Some women with psychotic disorders are more vulnerable around the time of menstruation, our analysis suggests
Mothers on the Edge, a recent documentary by Louis Theroux, told the stories of four new mothers admitted to specialist mental health units for a range of serious conditions including anxiety, depression and psychosis – triggered by recent motherhood.
Hormonal changes that happen with childbirth, the menopause and menstruation may trigger or exacerbate symptoms of psychosis. Levels of ovarian hormones in the blood fall in the days leading up to menstruation. It could be this drop, particularly in oestrogen, that affects mental health. A similar mechanism may be responsible for episodes of psychosis following the menopause and childbirth.
A link between psychosis and the menstrual cycle was first proposed in the 1800s, with case studies of women who had monthly psychotic episodes and complete recovery in between. Since then it has been observed that some women with psychotic disorders, such as schizophrenia, have worse symptoms in the days leading up to menstruation. Our latest research, which combined data from different studies on this topic for the first time, confirms the observation.
There is, however, a beneficial effect of oestrogen that is thought to result in women developing psychotic disorders at a slightly later age, on average, compared with men. This so-called “oestrogen-protection hypothesis” was first proposed by the German psychiatrist Anita Riecher-Rössler in 1993.
Despite the widespread notion of psychosis being influenced by the menstrual cycle, this has never been examined by a meta-analysis, where results from several studies are pooled together. To address this, we searched the literature for studies measuring fluctuations of psychosis in relation to the menstrual cycle. We were interested in the time from five days leading up to menstrual bleeding until five days after, combining the results from studies where possible.
Our study, published in Schizophrenia Bulletin, showed an increased rate of psychiatric admissions in women around the time of menstruation – one-and-a-half times more than expected if admissions were spread evenly across the cycle.

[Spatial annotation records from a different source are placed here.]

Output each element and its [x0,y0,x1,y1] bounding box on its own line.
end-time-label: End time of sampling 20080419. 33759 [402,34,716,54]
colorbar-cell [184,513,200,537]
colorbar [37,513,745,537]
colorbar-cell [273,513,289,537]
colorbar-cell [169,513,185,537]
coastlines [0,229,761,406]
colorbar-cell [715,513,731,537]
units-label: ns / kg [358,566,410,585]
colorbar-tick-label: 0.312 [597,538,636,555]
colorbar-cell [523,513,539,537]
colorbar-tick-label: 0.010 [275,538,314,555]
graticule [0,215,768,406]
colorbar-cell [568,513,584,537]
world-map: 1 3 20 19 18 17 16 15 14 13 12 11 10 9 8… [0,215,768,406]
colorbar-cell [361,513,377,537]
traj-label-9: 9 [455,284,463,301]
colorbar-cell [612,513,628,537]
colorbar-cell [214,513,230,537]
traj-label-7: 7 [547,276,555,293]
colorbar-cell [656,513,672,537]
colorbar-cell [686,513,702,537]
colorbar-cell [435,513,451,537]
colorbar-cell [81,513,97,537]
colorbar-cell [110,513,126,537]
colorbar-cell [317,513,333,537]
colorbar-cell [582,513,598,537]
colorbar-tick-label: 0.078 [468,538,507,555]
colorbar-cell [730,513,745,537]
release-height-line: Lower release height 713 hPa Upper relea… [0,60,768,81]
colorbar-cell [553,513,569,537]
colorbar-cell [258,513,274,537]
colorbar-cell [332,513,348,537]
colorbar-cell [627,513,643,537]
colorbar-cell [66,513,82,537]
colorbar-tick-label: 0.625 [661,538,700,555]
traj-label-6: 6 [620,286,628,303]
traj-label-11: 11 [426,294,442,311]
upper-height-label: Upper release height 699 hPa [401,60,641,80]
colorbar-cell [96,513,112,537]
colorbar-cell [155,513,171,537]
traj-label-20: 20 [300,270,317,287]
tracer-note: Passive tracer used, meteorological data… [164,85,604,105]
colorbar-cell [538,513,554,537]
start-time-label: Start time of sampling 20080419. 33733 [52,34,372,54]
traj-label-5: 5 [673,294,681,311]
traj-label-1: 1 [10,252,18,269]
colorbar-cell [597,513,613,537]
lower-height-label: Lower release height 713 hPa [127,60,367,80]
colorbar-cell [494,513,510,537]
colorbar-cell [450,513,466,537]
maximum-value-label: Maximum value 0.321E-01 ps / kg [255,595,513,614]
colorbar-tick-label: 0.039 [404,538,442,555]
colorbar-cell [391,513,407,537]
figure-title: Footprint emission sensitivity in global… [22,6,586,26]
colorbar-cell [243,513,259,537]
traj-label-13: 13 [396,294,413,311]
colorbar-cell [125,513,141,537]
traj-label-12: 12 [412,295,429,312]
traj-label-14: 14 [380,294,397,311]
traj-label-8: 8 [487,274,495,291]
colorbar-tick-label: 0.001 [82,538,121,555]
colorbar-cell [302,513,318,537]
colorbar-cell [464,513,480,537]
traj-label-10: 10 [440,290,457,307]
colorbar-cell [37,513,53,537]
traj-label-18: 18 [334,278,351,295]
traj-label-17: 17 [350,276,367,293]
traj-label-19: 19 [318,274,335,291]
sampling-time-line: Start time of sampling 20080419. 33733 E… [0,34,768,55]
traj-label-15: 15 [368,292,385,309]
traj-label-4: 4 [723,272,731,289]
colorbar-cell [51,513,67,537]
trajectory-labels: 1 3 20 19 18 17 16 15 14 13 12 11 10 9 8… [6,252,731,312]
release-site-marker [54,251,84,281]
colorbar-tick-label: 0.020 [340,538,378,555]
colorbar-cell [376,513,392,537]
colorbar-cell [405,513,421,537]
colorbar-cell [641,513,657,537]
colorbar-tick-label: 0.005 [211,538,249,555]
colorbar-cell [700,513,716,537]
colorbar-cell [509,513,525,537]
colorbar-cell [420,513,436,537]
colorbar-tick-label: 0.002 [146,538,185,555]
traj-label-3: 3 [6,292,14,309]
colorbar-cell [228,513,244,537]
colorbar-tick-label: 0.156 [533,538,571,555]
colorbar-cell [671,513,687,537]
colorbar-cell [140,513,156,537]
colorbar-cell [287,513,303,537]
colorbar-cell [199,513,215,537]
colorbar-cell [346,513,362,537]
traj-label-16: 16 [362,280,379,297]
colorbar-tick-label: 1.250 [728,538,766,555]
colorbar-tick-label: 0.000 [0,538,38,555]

This was based on the results of 11 studies with a total of 742 women who had psychosis.
We also looked at whether symptoms of psychosis, measured with a rating scale, worsened in the days leading up to and after menstruation. Although we could not pool this data as the study methods were too different, four out of six studies that measured symptoms of psychosis showed deterioration at this time. Only two studies directly asked women with psychosis whether their illness was influenced by their menstrual cycle: 20% to 32% said it was. If there was no subjective effect, we would expect that number to be close to zero. This suggests the menstrual cycle may affect a subgroup of women rather than all those who are diagnosed with a psychotic disorder.
Meta-analyses like ours are often the first step to more clearly identifying what available evidence there is on a subject and where there are gaps in the research. And, as with all studies, ours had limitations that should be kept in mind. There was no standardised way of recording the phase of the menstrual cycle. This was because the studies we looked at mostly used women self-reporting their last menstrual period, which, as with all self-reporting, can be unreliable. Most of the studies we looked at did not include women with irregular cycles. This is problematic as up to 40% of women with psychosis do not have regular cycles. Another difficulty is that many antipsychotic medications suppress the menstrual cycle as a side effect. Ideally, it would be best to study participants who are not on medication.
What does this mean for women with psychosis?
Even with these limitations in mind, our study shows evidence for a worsening of psychotic illnesses in the days leading up to and days after menstruation. This is clearest when objective measures like hospital admissions are combined over a number of studies. However, we do not know whether there is a subgroup of women with psychosis who are especially vulnerable to the cyclical effects of ovarian hormones.
Identifying women who are particularly affected by menstrual fluctuations could lead to better self-management. There are existing treatments for regulating menstrual cycles (for example, in women experiencing severe premenstrual tension or premenstrual dysphoria) while treatments targeting oestrogen show promise in women with schizophrenia.
We do not know whether these findings are specific to psychosis or whether they apply to other mental disorders. A previous study suggested that many measures of mental illness, including suicide, are worse around menstruation irrespective of psychiatric diagnosis. There is good reason to suspect that some women suffering from bipolar disorder and emotionally unstable personality disorder experience worsening symptoms associated with the menstrual cycle, though there is less published evidence compared with psychosis.
Our findings support the longstanding hypothesis that there is a menstrual exacerbation of psychosis. More work is now needed to establish how we can identify and support women whose illnesses may be particularly sensitive to hormonal fluctuations.
Thomas Reilly has been granted funding by developers of the Clue menstrual tracking app to conduct a pilot study in women at risk of psychosis.